Elogio da loucura tributária

Gustavo Fruet

O Brasil vive uma crônica instabilidade em seu modelo tributário. Vive-se de susto em susto, o que impede de trabalhar com maior previsibilidade. O aumento da carga tributária das empresas prestadoras de serviços, previsto na Medida Provisória 232/04, é mais um infeliz exemplo. A proposta vem gerando protestos da oposição e até de parlamentares da base do governo.

Trata-se do aumento de 32% para 40% na base de cálculo do Imposto de Renda e da Contribuição Social sobre o Lucro Líquido das empresas prestadoras de serviço, segmento com os mais diversos profissionais, gerando em torno de 100 mil empregos.

O presidente da República anunciou que alteraria a tabela do Imposto de Renda, corrigindo em parte o limite de isenção e as faixas de tributação dos 6 milhões de trabalhadores formais que pagam imposto, defasado em 49% desde 1996, com uma correção parcial da tabela em 2002. Mas o presidente não informou à sociedade que aumentaria o imposto de outra forma. Dá-se com uma mão e tira-se com a outra.

O governo enxertou na medida dois instrumentos: aumenta de 32% para 40% a base de cálculo do IR e da CSLL e tributa 34% de IR e CSLL sobre a variação cambial do patrimônio das empresas que têm bens investidos no exterior.

O governo argumenta que o aumento no Imposto de Renda e na Contribuição Social sobre o Lucro Líquido cobrados dos prestadores do serviço é uma forma de compensar o que deixará de ser arrecadado com a correção em 10% da tabela do Imposto de Renda das Pessoas Físicas. Porém, segundo vários estudos, a carga tributária dos prestadores de serviço sofrerá um acréscimo de R$ 2 bilhões por ano.

A MP aumenta a alíquota de retenção do Imposto de Renda e cria o Imposto de Renda e a Contribuição Social sobre a variação de investimentos no exterior, o que deve proporcionar mais R$ 1,7 bilhão/ano.
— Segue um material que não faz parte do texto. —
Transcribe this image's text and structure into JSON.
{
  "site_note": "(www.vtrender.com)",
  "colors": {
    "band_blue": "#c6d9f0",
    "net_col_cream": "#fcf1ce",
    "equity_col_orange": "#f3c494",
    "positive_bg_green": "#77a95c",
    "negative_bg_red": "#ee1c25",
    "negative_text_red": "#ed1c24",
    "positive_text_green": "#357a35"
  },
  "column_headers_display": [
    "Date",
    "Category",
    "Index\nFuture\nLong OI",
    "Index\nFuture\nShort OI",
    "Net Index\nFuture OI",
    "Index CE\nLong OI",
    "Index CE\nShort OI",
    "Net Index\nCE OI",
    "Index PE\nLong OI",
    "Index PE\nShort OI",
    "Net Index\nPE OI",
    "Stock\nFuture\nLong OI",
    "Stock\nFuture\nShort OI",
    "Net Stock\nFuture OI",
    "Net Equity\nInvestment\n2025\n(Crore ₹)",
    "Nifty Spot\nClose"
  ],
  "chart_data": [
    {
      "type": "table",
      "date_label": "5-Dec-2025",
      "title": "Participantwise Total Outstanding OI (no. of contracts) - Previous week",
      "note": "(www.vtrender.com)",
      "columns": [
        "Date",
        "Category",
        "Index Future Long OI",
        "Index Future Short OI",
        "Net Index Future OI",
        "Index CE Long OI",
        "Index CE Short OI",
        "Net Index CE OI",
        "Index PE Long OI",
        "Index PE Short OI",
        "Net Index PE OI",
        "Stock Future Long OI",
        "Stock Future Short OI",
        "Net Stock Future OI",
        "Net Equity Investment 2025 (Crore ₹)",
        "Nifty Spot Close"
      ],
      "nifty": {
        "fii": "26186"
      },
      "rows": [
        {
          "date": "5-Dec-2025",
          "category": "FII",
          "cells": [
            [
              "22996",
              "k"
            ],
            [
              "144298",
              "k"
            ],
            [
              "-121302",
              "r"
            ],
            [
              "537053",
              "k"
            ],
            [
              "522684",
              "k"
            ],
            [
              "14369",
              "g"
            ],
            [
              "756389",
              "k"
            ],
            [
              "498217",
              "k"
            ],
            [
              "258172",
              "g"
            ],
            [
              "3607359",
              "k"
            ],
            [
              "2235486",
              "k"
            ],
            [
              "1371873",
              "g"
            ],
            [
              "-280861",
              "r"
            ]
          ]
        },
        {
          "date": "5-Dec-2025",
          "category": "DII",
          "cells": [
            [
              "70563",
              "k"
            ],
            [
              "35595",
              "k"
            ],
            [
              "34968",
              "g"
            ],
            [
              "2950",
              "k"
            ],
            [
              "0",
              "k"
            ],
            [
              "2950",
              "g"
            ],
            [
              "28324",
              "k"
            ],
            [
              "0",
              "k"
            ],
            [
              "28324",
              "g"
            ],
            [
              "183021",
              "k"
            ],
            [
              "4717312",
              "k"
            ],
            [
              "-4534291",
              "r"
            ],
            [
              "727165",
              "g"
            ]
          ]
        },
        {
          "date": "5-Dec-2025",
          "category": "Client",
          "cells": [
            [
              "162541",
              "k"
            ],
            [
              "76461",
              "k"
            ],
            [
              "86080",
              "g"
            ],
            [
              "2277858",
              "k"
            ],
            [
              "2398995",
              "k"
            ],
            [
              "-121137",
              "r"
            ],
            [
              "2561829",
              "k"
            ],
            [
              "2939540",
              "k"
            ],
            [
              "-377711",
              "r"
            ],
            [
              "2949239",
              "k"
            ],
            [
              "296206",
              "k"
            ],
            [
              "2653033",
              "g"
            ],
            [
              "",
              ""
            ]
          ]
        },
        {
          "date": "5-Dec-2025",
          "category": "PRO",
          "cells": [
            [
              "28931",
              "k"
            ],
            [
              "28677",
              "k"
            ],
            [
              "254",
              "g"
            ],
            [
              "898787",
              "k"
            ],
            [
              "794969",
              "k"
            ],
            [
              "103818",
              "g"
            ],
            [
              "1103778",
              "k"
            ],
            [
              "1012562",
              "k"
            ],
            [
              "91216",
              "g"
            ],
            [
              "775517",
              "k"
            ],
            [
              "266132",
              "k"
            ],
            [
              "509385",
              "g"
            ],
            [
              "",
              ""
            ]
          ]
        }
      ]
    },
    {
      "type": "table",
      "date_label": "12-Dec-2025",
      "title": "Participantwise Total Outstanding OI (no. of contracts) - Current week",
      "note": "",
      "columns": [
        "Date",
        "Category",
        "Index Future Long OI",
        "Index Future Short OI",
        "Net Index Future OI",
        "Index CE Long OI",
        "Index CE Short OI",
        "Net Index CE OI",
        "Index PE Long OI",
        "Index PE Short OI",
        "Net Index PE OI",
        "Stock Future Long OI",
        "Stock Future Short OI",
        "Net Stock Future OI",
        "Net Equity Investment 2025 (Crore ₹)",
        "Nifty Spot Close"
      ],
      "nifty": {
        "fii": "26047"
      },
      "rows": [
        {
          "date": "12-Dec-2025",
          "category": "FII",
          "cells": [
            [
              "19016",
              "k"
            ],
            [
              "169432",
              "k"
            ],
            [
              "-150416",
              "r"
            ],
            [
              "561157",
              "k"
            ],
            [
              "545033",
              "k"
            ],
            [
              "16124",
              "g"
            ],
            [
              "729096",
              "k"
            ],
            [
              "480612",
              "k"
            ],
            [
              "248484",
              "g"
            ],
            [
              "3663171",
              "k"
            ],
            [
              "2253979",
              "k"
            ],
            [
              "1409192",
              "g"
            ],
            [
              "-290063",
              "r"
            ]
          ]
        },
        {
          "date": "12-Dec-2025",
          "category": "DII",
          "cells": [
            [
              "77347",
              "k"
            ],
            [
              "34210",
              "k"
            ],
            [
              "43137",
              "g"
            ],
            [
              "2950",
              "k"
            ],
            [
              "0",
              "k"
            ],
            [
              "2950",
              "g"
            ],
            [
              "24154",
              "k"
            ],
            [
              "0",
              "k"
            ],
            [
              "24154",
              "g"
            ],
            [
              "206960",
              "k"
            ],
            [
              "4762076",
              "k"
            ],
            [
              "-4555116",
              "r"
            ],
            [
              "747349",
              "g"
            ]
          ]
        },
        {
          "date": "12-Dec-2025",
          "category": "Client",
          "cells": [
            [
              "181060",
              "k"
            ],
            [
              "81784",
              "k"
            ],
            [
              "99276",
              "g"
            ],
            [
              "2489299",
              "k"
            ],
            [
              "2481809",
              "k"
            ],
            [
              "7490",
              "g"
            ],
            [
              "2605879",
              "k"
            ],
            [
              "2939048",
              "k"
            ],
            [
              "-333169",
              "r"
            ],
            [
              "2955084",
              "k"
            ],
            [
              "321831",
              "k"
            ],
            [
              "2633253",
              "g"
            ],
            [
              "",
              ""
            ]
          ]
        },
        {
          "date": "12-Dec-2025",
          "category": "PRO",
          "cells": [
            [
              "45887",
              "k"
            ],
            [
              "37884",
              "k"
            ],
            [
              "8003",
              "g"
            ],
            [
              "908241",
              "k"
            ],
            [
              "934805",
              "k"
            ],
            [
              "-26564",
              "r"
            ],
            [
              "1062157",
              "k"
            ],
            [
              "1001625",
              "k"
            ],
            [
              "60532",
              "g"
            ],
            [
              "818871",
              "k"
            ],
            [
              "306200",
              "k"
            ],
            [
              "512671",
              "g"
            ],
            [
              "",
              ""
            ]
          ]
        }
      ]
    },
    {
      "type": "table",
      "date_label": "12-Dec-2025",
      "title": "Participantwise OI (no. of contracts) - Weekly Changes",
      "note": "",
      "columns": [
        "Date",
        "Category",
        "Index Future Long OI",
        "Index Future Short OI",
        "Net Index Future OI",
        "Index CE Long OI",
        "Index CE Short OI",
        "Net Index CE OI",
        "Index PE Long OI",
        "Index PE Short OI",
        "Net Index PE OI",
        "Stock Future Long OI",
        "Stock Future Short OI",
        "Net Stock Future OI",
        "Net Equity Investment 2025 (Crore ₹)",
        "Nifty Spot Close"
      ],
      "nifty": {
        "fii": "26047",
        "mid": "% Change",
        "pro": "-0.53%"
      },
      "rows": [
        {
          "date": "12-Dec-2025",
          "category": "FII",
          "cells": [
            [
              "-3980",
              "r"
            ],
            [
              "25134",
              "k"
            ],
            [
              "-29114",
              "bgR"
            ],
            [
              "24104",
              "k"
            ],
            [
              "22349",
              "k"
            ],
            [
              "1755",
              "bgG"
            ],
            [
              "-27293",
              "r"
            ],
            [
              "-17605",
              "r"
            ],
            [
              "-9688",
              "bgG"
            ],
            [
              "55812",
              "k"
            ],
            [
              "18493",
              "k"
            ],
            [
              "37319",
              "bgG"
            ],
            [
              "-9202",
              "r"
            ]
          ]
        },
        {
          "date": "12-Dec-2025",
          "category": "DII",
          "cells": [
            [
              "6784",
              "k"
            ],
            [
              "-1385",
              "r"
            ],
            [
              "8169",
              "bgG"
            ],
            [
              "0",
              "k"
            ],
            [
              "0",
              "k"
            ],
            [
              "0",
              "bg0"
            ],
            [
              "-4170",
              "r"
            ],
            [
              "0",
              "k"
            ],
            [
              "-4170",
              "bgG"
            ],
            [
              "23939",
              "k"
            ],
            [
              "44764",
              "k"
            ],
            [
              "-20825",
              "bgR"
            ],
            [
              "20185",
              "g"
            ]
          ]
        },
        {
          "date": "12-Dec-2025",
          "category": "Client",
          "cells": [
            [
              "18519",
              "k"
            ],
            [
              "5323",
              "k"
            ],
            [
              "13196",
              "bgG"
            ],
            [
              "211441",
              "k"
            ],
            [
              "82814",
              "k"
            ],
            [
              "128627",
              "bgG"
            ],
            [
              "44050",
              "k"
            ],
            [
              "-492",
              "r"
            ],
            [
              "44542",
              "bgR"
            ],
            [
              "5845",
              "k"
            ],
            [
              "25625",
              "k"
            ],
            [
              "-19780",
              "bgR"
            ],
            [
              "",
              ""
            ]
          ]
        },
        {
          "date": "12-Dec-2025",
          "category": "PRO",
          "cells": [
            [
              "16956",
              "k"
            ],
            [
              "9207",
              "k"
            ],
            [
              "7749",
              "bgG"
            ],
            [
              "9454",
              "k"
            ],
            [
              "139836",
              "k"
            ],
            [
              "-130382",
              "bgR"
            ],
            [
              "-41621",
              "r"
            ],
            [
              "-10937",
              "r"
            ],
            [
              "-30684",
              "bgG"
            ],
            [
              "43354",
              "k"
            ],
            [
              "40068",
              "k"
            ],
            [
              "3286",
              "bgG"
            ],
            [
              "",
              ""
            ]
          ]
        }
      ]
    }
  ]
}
Além disso, a medida institui a antecipação de impostos como PIS/Cofins da contribuição social, o que deve propiciar arrecadação adicional de mais R$ 500 milhões por ano. Segundo o Instituto Brasileiro de Planejamento Tributário, o governo ganhará R$ 4,2 bilhões, mais que o dobro do que deixará de arrecadar como compensação pela correção da tabela do Imposto de Renda da Pessoa Física.

Não se alegue que se trata de tributar só 5% da população. O princípio da isonomia e justiça social é fundamental. Na realidade, trata-se de aumentar tributo sobre setor que gera renda e emprego, em especial quando não há aumento da taxa de investimento, crescimento e de empregos.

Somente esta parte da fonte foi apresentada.